STOP The TPP: National Call-In Days Monday And Tuesday

By The Pa. AFL-CIO

– With officials from the twelve countries involved in the Trans-Pacific Partnership (TPP) convening in New Zealand today to formally sign the agreement, President Trumka joined Rep. Rosa DeLauro (D-CT) and many of our allies on Capitol Hill to reiterate our strong opposition to the TPP. President Trumka called the agreement toxic and said no photo op can change the fact that millions of working people are united in opposition to the TPP.

Now more than ever, as pro-TPP forces attempt to build momentum for the agreement, working people need to raise their voices and let members of Congress know that if the TPP comes up for a vote, we are going to kill it once and for all.  Call Congress at 1-855-856-7545 and tell your Representative to REJECT the TPP.

Call Congress, today or tomorrow, Monday and Tuesday, February 8-9, and throughout the week. Let’s send a strong message to U.S. House offices that Congress must reject – and not put to a vote – trade deals that lower our wages and kill our jobs.

Why Should Workers Oppose The Trans-Pacific Partnership?

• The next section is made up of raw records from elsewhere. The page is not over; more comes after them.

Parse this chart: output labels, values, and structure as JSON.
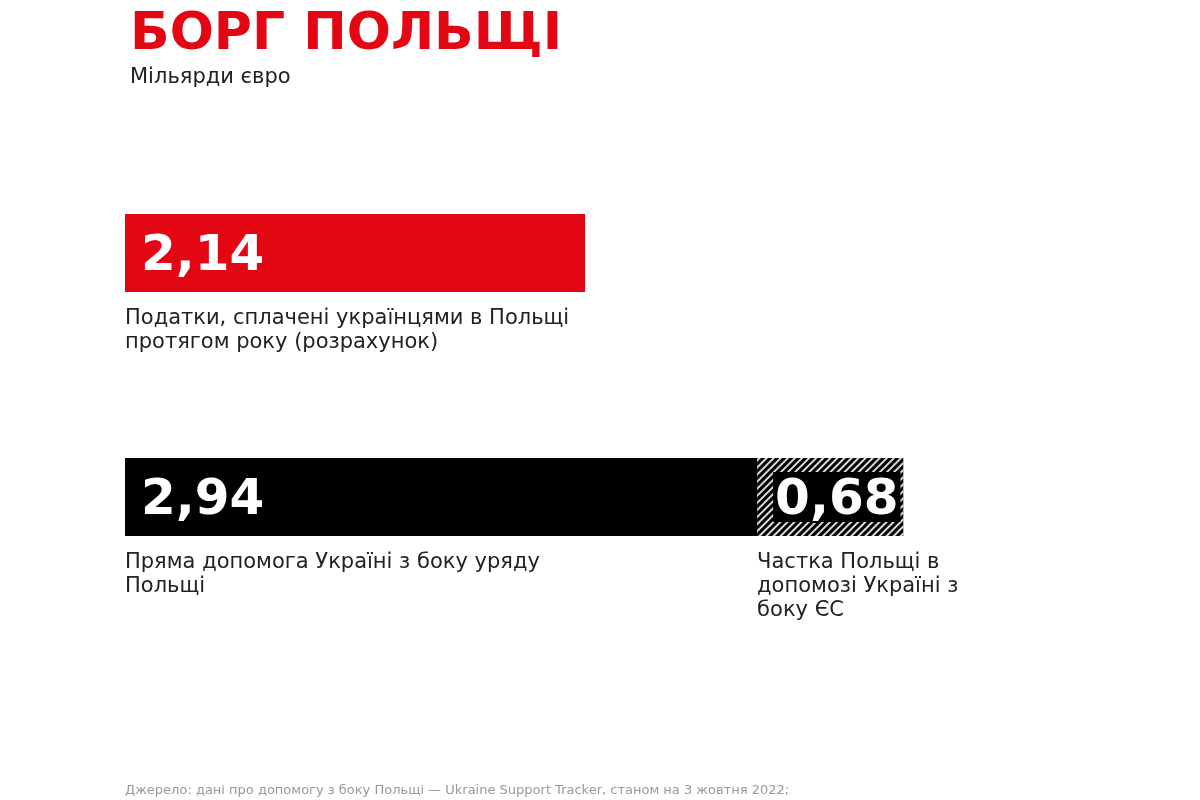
{
  "chart_data": {
    "type": "bar",
    "orientation": "horizontal",
    "stacked": true,
    "title": "БОРГ ПОЛЬЩІ",
    "subtitle": "Мільярди євро",
    "categories": [
      "Податки, сплачені українцями в Польщі протягом року (розрахунок)",
      "Пряма допомога Україні з боку уряду Польщі"
    ],
    "series": [
      {
        "colors": [
          "#e30613",
          "#000000"
        ],
        "values": [
          2.14,
          2.94
        ],
        "value_labels": [
          "2,14",
          "2,94"
        ]
      },
      {
        "name": "Частка Польщі в допомозі Україні з боку ЄС",
        "color": "#000000",
        "values": [
          null,
          0.68
        ],
        "value_labels": [
          null,
          "0,68"
        ]
      }
    ],
    "legend": false,
    "annotations": [
      "Джерело: дані про допомогу з боку Польщі — Ukraine Support Tracker, станом на 3 жовтня 2022;"
    ]
  }
}
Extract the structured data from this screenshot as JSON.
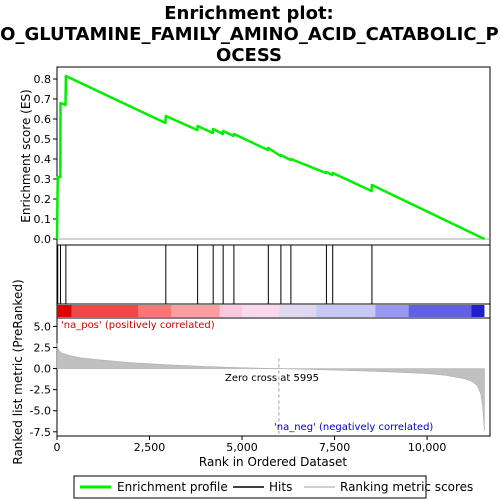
{
  "chart_data": {
    "type": "line",
    "title_lines": [
      "Enrichment plot:",
      "GO_GLUTAMINE_FAMILY_AMINO_ACID_CATABOLIC_PR",
      "OCESS"
    ],
    "xlabel": "Rank in Ordered Dataset",
    "xlim": [
      0,
      11700
    ],
    "x_ticks": [
      0,
      2500,
      5000,
      7500,
      10000
    ],
    "x_tick_labels": [
      "0",
      "2,500",
      "5,000",
      "7,500",
      "10,000"
    ],
    "es_panel": {
      "ylabel": "Enrichment score (ES)",
      "ylim": [
        -0.03,
        0.86
      ],
      "y_ticks": [
        0.0,
        0.1,
        0.2,
        0.3,
        0.4,
        0.5,
        0.6,
        0.7,
        0.8
      ],
      "y_tick_labels": [
        "0.0",
        "0.1",
        "0.2",
        "0.3",
        "0.4",
        "0.5",
        "0.6",
        "0.7",
        "0.8"
      ],
      "series_name": "Enrichment profile",
      "color": "#00ee00",
      "x": [
        0,
        20,
        90,
        95,
        230,
        240,
        2930,
        2940,
        3790,
        3800,
        4210,
        4220,
        4480,
        4490,
        4770,
        4780,
        5700,
        5710,
        6040,
        6050,
        6310,
        6320,
        7270,
        7280,
        7440,
        7450,
        8500,
        8510,
        11550
      ],
      "y": [
        0.0,
        0.31,
        0.31,
        0.68,
        0.67,
        0.815,
        0.58,
        0.615,
        0.545,
        0.565,
        0.53,
        0.55,
        0.525,
        0.54,
        0.515,
        0.525,
        0.445,
        0.455,
        0.415,
        0.42,
        0.395,
        0.4,
        0.33,
        0.335,
        0.32,
        0.33,
        0.24,
        0.27,
        0.0
      ]
    },
    "hits": {
      "series_name": "Hits",
      "x": [
        20,
        95,
        240,
        2940,
        3800,
        4220,
        4490,
        4780,
        5710,
        6050,
        6320,
        7280,
        7450,
        8510
      ]
    },
    "rank_panel": {
      "ylabel": "Ranked list metric (PreRanked)",
      "ylim": [
        -8.0,
        6.0
      ],
      "y_ticks": [
        5.0,
        2.5,
        0.0,
        -2.5,
        -5.0,
        -7.5
      ],
      "y_tick_labels": [
        "5.0",
        "2.5",
        "0.0",
        "-2.5",
        "-5.0",
        "-7.5"
      ],
      "series_name": "Ranking metric scores",
      "color": "#c0c0c0",
      "x": [
        0,
        30,
        100,
        300,
        600,
        1000,
        1500,
        2000,
        3000,
        4000,
        5000,
        5995,
        7000,
        8000,
        9000,
        10000,
        10500,
        11000,
        11200,
        11350,
        11450,
        11500,
        11550
      ],
      "y": [
        3.0,
        2.3,
        1.9,
        1.6,
        1.3,
        1.1,
        0.9,
        0.7,
        0.45,
        0.25,
        0.1,
        0.0,
        -0.12,
        -0.25,
        -0.4,
        -0.6,
        -0.8,
        -1.2,
        -1.5,
        -2.0,
        -3.0,
        -4.5,
        -7.4
      ]
    },
    "annotations": {
      "pos_label": "'na_pos' (positively correlated)",
      "neg_label": "'na_neg' (negatively correlated)",
      "zero_cross_label": "Zero cross at 5995",
      "zero_cross_x": 5995
    },
    "legend": {
      "placement": "bottom",
      "entries": [
        "Enrichment profile",
        "Hits",
        "Ranking metric scores"
      ]
    },
    "colorbar": {
      "segments": [
        {
          "from": 0,
          "to": 400,
          "color": "#e00000"
        },
        {
          "from": 400,
          "to": 2200,
          "color": "#f04848"
        },
        {
          "from": 2200,
          "to": 3100,
          "color": "#f87878"
        },
        {
          "from": 3100,
          "to": 4400,
          "color": "#f8a0a0"
        },
        {
          "from": 4400,
          "to": 5000,
          "color": "#fcc8dc"
        },
        {
          "from": 5000,
          "to": 6000,
          "color": "#fcd8ec"
        },
        {
          "from": 6000,
          "to": 7000,
          "color": "#e0d8f0"
        },
        {
          "from": 7000,
          "to": 8600,
          "color": "#c8c8f8"
        },
        {
          "from": 8600,
          "to": 9500,
          "color": "#9898f0"
        },
        {
          "from": 9500,
          "to": 11200,
          "color": "#6060e0"
        },
        {
          "from": 11200,
          "to": 11550,
          "color": "#2020c8"
        }
      ]
    }
  }
}
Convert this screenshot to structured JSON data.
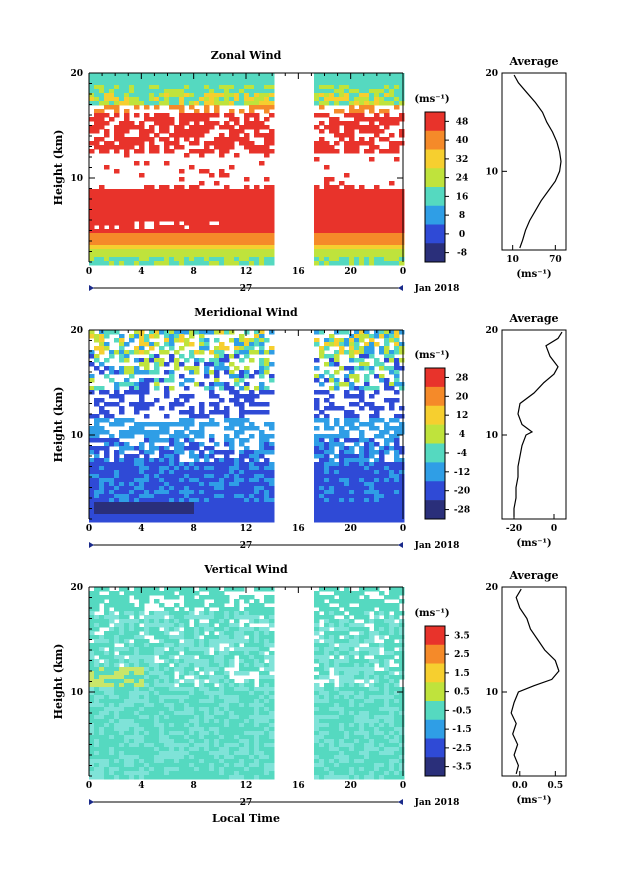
{
  "chart_data": [
    {
      "type": "heatmap",
      "title": "Zonal Wind",
      "xlabel": "",
      "ylabel": "Height (km)",
      "x_ticks": [
        "0",
        "4",
        "8",
        "12",
        "16",
        "20",
        "0"
      ],
      "y_ticks": [
        "20",
        "10"
      ],
      "date_label": "27",
      "month_label": "Jan 2018",
      "colorbar": {
        "unit": "(ms⁻¹)",
        "ticks": [
          "48",
          "40",
          "32",
          "24",
          "16",
          "8",
          "0",
          "-8"
        ]
      },
      "profile": {
        "title": "Average",
        "x_ticks": [
          "10",
          "70"
        ],
        "y_ticks": [
          "20",
          "10"
        ],
        "unit": "(ms⁻¹)",
        "xlim": [
          -5,
          85
        ],
        "ylim": [
          2,
          20
        ],
        "points": [
          [
            20,
            2.2
          ],
          [
            24,
            3
          ],
          [
            28,
            4
          ],
          [
            34,
            5
          ],
          [
            42,
            6
          ],
          [
            50,
            7
          ],
          [
            60,
            8
          ],
          [
            70,
            9
          ],
          [
            76,
            10
          ],
          [
            78,
            11
          ],
          [
            76,
            12
          ],
          [
            72,
            13
          ],
          [
            66,
            14
          ],
          [
            58,
            15
          ],
          [
            52,
            16
          ],
          [
            42,
            17
          ],
          [
            30,
            18
          ],
          [
            18,
            19
          ],
          [
            12,
            19.8
          ]
        ]
      }
    },
    {
      "type": "heatmap",
      "title": "Meridional Wind",
      "xlabel": "",
      "ylabel": "Height (km)",
      "x_ticks": [
        "0",
        "4",
        "8",
        "12",
        "16",
        "20",
        "0"
      ],
      "y_ticks": [
        "20",
        "10"
      ],
      "date_label": "27",
      "month_label": "Jan 2018",
      "colorbar": {
        "unit": "(ms⁻¹)",
        "ticks": [
          "28",
          "20",
          "12",
          "4",
          "-4",
          "-12",
          "-20",
          "-28"
        ]
      },
      "profile": {
        "title": "Average",
        "x_ticks": [
          "-20",
          "0"
        ],
        "y_ticks": [
          "20",
          "10"
        ],
        "unit": "(ms⁻¹)",
        "xlim": [
          -26,
          6
        ],
        "ylim": [
          2,
          20
        ],
        "points": [
          [
            -20,
            2.2
          ],
          [
            -20,
            3
          ],
          [
            -19,
            4
          ],
          [
            -19,
            5
          ],
          [
            -18,
            6
          ],
          [
            -18,
            7
          ],
          [
            -17,
            8
          ],
          [
            -16,
            9
          ],
          [
            -14,
            10
          ],
          [
            -11,
            10.3
          ],
          [
            -16,
            11
          ],
          [
            -18,
            12
          ],
          [
            -17,
            13
          ],
          [
            -10,
            14
          ],
          [
            -5,
            15
          ],
          [
            0,
            15.8
          ],
          [
            2,
            16.5
          ],
          [
            -2,
            17.5
          ],
          [
            -4,
            18.5
          ],
          [
            2,
            19.2
          ],
          [
            4,
            19.8
          ]
        ]
      }
    },
    {
      "type": "heatmap",
      "title": "Vertical Wind",
      "xlabel": "Local Time",
      "ylabel": "Height (km)",
      "x_ticks": [
        "0",
        "4",
        "8",
        "12",
        "16",
        "20",
        "0"
      ],
      "y_ticks": [
        "20",
        "10"
      ],
      "date_label": "27",
      "month_label": "Jan 2018",
      "colorbar": {
        "unit": "(ms⁻¹)",
        "ticks": [
          "3.5",
          "2.5",
          "1.5",
          "0.5",
          "-0.5",
          "-1.5",
          "-2.5",
          "-3.5"
        ]
      },
      "profile": {
        "title": "Average",
        "x_ticks": [
          "0.0",
          "0.5"
        ],
        "y_ticks": [
          "20",
          "10"
        ],
        "unit": "(ms⁻¹)",
        "xlim": [
          -0.25,
          0.65
        ],
        "ylim": [
          2,
          20
        ],
        "points": [
          [
            -0.05,
            2.2
          ],
          [
            -0.02,
            3
          ],
          [
            -0.08,
            4
          ],
          [
            -0.03,
            5
          ],
          [
            -0.1,
            6
          ],
          [
            -0.05,
            7
          ],
          [
            -0.12,
            8
          ],
          [
            -0.08,
            9
          ],
          [
            -0.02,
            10
          ],
          [
            0.2,
            10.6
          ],
          [
            0.45,
            11.2
          ],
          [
            0.55,
            12
          ],
          [
            0.5,
            13
          ],
          [
            0.35,
            14
          ],
          [
            0.25,
            15
          ],
          [
            0.15,
            16
          ],
          [
            0.1,
            17
          ],
          [
            0.0,
            18
          ],
          [
            -0.05,
            19
          ],
          [
            0.02,
            19.8
          ]
        ]
      }
    }
  ]
}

  • Voting for the TPP means fewer jobs and lower wages for American workers. This is because it fails to address currency manipulation; has incredibly weak rules of origin on autos and auto parts; and fails to level the playing field in terms of state-owned enterprises and labor and environmental standards.
  • All the rhetoric being used to pitch the TPP has been heard before. NAFTA and CAFTA were supposed to end undocumented immigration. The Colombia FTA was supposed to solve the long-standing issues of violent repression of labor unionists. And the Korea FTA was going to create 70,000 jobs. Not one of these promises has been fulfilled.
  • Far from helping America lead in the world, provisions like ISDS, a form of private “corporate court” for foreign investors only, will help global corporations write the rules of trade and receive potentially huge payouts of taxpayer funds.
  • The evidence from 20 years of the corporate trade agenda is in. Leading economists including Jared Bernstein, Joseph Stiglitz and Robert Reich agree that the TPP—as currently drafted—won’t work for working families.
  • The AARP, Doctors Without Borders, and Oxfam America agree: TPP contains extreme patent protections for name-brand pharmaceuticals that threaten to restrict access to lifesaving medicines in all TPP countries, including in the US.
  • We continue to hear promises about how the TPP will have the “highest labor standards ever,” but USTR won’t share plans to bring Vietnam, Mexico, Malaysia, and Brunei—all egregious labor rights violators–into compliance with international standards, and the GAO has demonstrated that US enforcement is weak no matter what the labor standards are.
  • We continue to hear that the TPP will help raise standards in China—it won’t. The TPP’s lack of rules against currency manipulation and weak rules of origin mean that China can benefit from the TPP without ever joining or changing its ways.
  • We keep hearing that TPP will increase exports—but it’s unlikely to increase net exports, which are needed to create jobs. Our massive trade deficit with TPP countries like Japan is likely to continue to grow, particularly because TPP fails to include currency rules.
  • The TPP will weaken Buy American policies, sending taxpayer dollars overseas instead of creating U.S. jobs.
  • This could have been different. The AFL-CIO put forward a positive trade agenda for the TPP, but unfortunately, the USTR ignored our advice and listened to Wall Street and global corporations instead.